Was kostet mich der Rechtsanwalt?
Neben der Frage, wie hoch die Anwaltsgebühren sind (dazu mehr über den Menüpunkt "Höhe"), stellt sich natürlich erst einmal die Frage, wer die Gebühren überhaupt zu zahlen hat.
Grundsätzlich gilt erst einmal, dass derjenige für die Kosten aufzukommen hat, der den Anwalt beauftragt hat.
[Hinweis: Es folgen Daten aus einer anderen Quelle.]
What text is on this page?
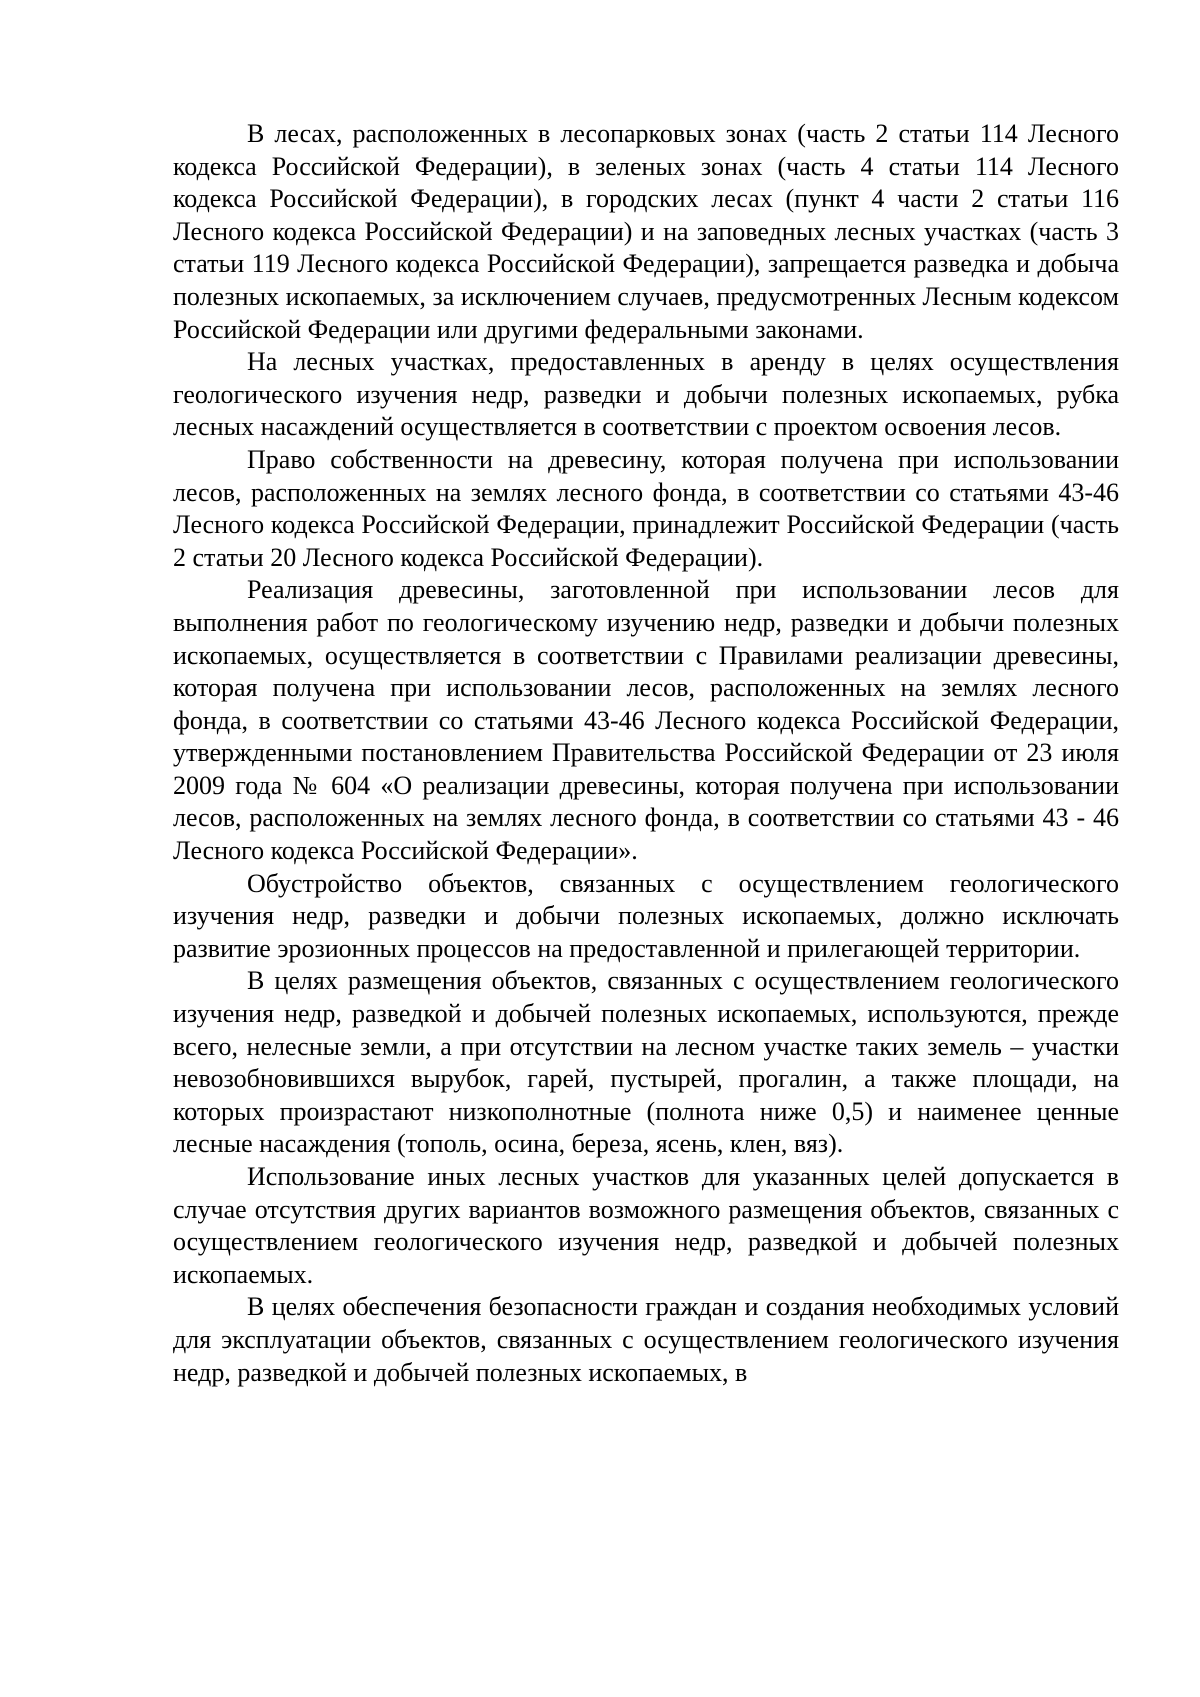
В лесах, расположенных в лесопарковых зонах (часть 2 статьи 114 Лесного кодекса Российской Федерации), в зеленых зонах (часть 4 статьи 114 Лесного кодекса Российской Федерации), в городских лесах (пункт 4 части 2 статьи 116 Лесного кодекса Российской Федерации) и на заповедных лесных участках (часть 3 статьи 119 Лесного кодекса Российской Федерации), запрещается разведка и добыча полезных ископаемых, за исключением случаев, предусмотренных Лесным кодексом Российской Федерации или другими федеральными законами.

На лесных участках, предоставленных в аренду в целях осуществления геологического изучения недр, разведки и добычи полезных ископаемых, рубка лесных насаждений осуществляется в соответствии с проектом освоения лесов.

Право собственности на древесину, которая получена при использовании лесов, расположенных на землях лесного фонда, в соответствии со статьями 43-46 Лесного кодекса Российской Федерации, принадлежит Российской Федерации (часть 2 статьи 20 Лесного кодекса Российской Федерации).

Реализация древесины, заготовленной при использовании лесов для выполнения работ по геологическому изучению недр, разведки и добычи полезных ископаемых, осуществляется в соответствии с Правилами реализации древесины, которая получена при использовании лесов, расположенных на землях лесного фонда, в соответствии со статьями 43-46 Лесного кодекса Российской Федерации, утвержденными постановлением Правительства Российской Федерации от 23 июля 2009 года № 604 «О реализации древесины, которая получена при использовании лесов, расположенных на землях лесного фонда, в соответствии со статьями 43 - 46 Лесного кодекса Российской Федерации».

Обустройство объектов, связанных с осуществлением геологического изучения недр, разведки и добычи полезных ископаемых, должно исключать развитие эрозионных процессов на предоставленной и прилегающей территории.

В целях размещения объектов, связанных с осуществлением геологического изучения недр, разведкой и добычей полезных ископаемых, используются, прежде всего, нелесные земли, а при отсутствии на лесном участке таких земель – участки невозобновившихся вырубок, гарей, пустырей, прогалин, а также площади, на которых произрастают низкополнотные (полнота ниже 0,5) и наименее ценные лесные насаждения (тополь, осина, береза, ясень, клен, вяз).

Использование иных лесных участков для указанных целей допускается в случае отсутствия других вариантов возможного размещения объектов, связанных с осуществлением геологического изучения недр, разведкой и добычей полезных ископаемых.

В целях обеспечения безопасности граждан и создания необходимых условий для эксплуатации объектов, связанных с осуществлением геологического изучения недр, разведкой и добычей полезных ископаемых, в
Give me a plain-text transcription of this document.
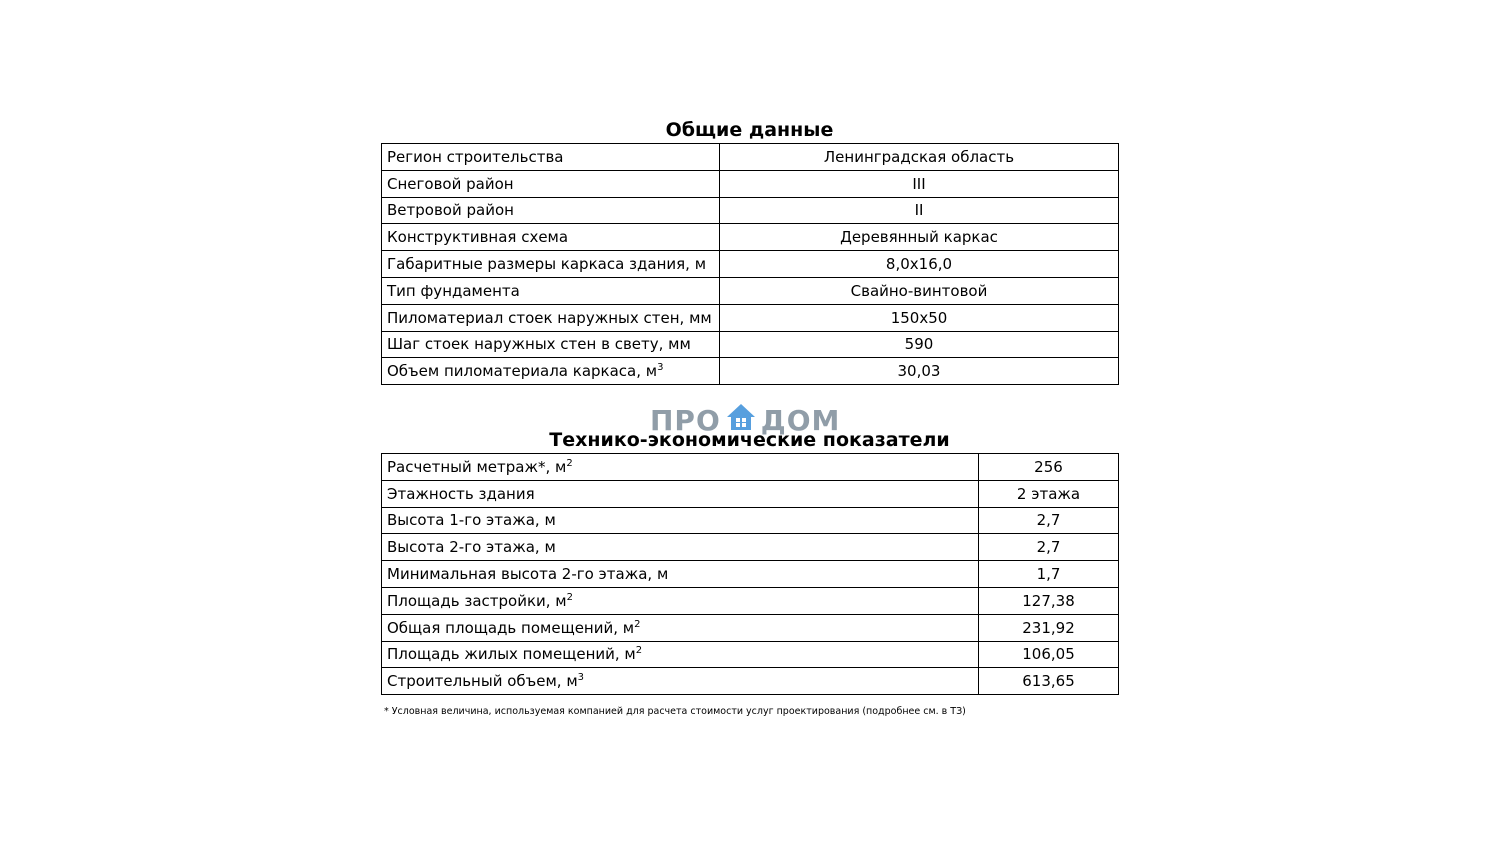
Общие данные
Регион строительства	Ленинградская область
Снеговой район	III
Ветровой район	II
Конструктивная схема	Деревянный каркас
Габаритные размеры каркаса здания, м	8,0x16,0
Тип фундамента	Свайно-винтовой
Пиломатериал стоек наружных стен, мм	150x50
Шаг стоек наружных стен в свету, мм	590
Объем пиломатериала каркаса, $м^3$	30,03
ПРО ДОМ
Технико-экономические показатели
Расчетный метраж*, $м^2$	256
Этажность здания	2 этажа
Высота 1-го этажа, м	2,7
Высота 2-го этажа, м	2,7
Минимальная высота 2-го этажа, м	1,7
Площадь застройки, $м^2$	127,38
Общая площадь помещений, $м^2$	231,92
Площадь жилых помещений, $м^2$	106,05
Строительный объем, $м^3$	613,65
* Условная величина, используемая компанией для расчета стоимости услуг проектирования (подробнее см. в ТЗ)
Von diesem Grundsatz gibt es allerdings Ausnahmen:
- In Unfallsachen übernimmt die gegnerische Versicherung die Anwaltskosten in Höhe der zugesprochenen Quote. Zahlt diese also Ihren gesamten Schaden, hat sie auch die gesamten Anwaltskosten zu tragen.
- In außergerichtlichen Forderungsangelegenheiten kann der Anwalt seine Gebühren als Ihren Schaden bei der Gegenseite geltend machen, wenn diese sich in Zahlungsverzug befunden hat.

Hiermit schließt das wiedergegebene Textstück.